For most HPC, you will not be able to maximize parallelism and throughput withou...

For most HPC, you will not be able to maximize parallelism and throughput without intimate knowledge of the hardware architecture and its behavior. As a general principle, you want the topology of the software to match the topology of the hardware as closely as possible for optimal scaling behavior. Efficient HPC software is strongly influenced by the nature of the hardware.

When I wrote code for new HPC hardware, people were always surprised when I asked for the system hardware and architecture docs instead of the programming docs. But if you understood the hardware design, the correct way of designing software for it became obvious from first principles. The programming docs typically contained quite a few half-truths intended to make things seem misleadingly easier for developers than a proper understanding would suggest.
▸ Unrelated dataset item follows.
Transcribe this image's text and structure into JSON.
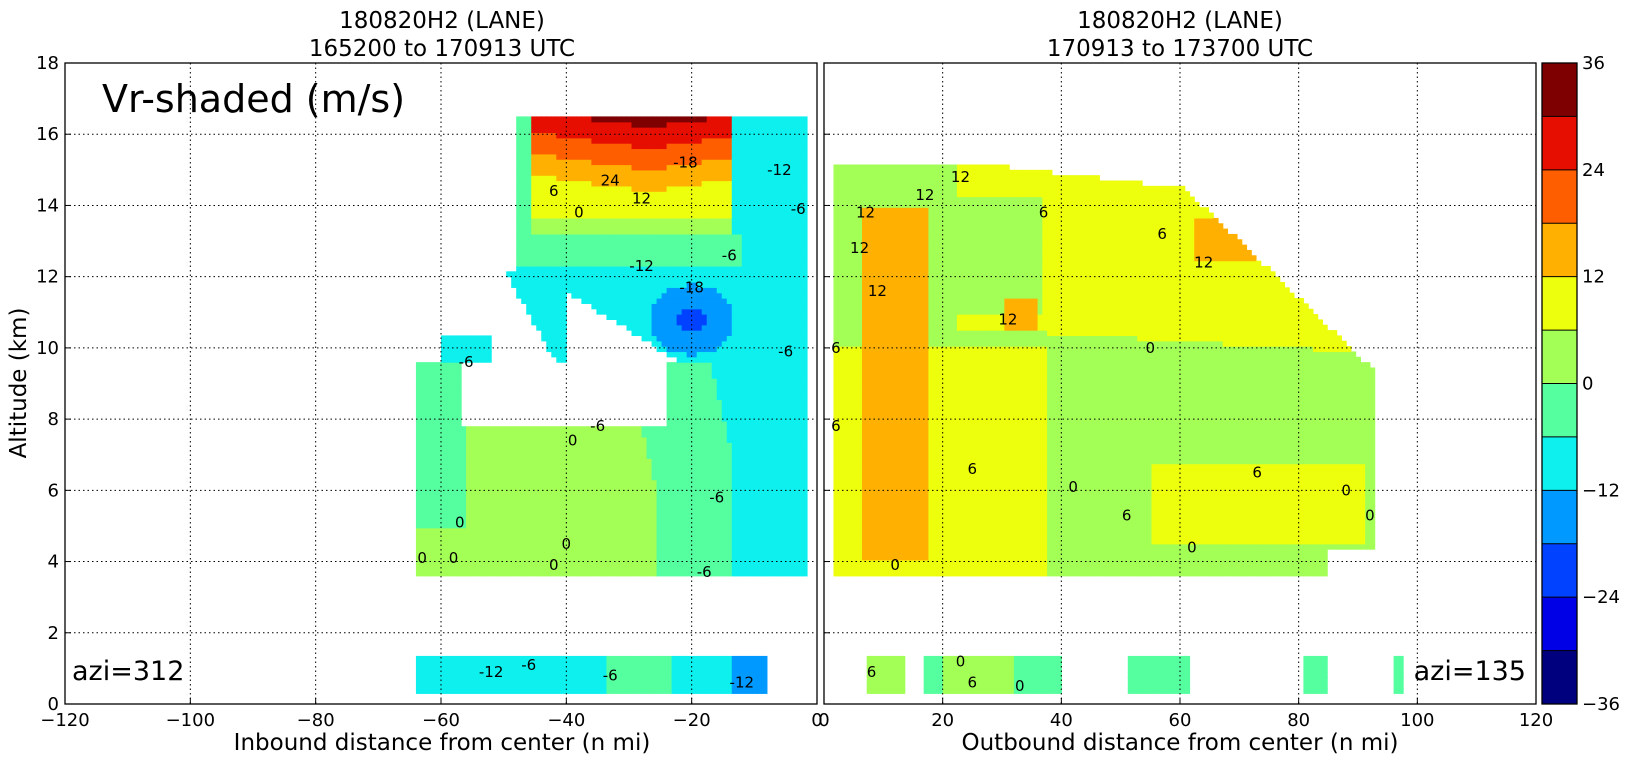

In fact, some HPC platforms failed in large part because they consistently misrepresented what was required from developers to achieve maximum performance in order to appear "easy to use", and then failing to deliver the performance the silicon was capable of if you actually wrote software the way the marketing implied would be effective.

You can write HPC code on top of abstractions, and many people do, but the performance and scaling losses are often unavoidably integer factor. As with most software, this was considered an acceptable loss in many cases if it allowed less capable software devs to design the code. HPC is like any other type of software in that most developers that notionally specialize in it struggle to produce consistently good results. Much of the expensive hardware used in HPC is there to mitigate the performance losses of worse software designs.

In HPC there are no shortcuts to actually understanding how the hardware works if you want maximum performance. Which is no different than regular software, in HPC the hardware systems are just bigger and more complex.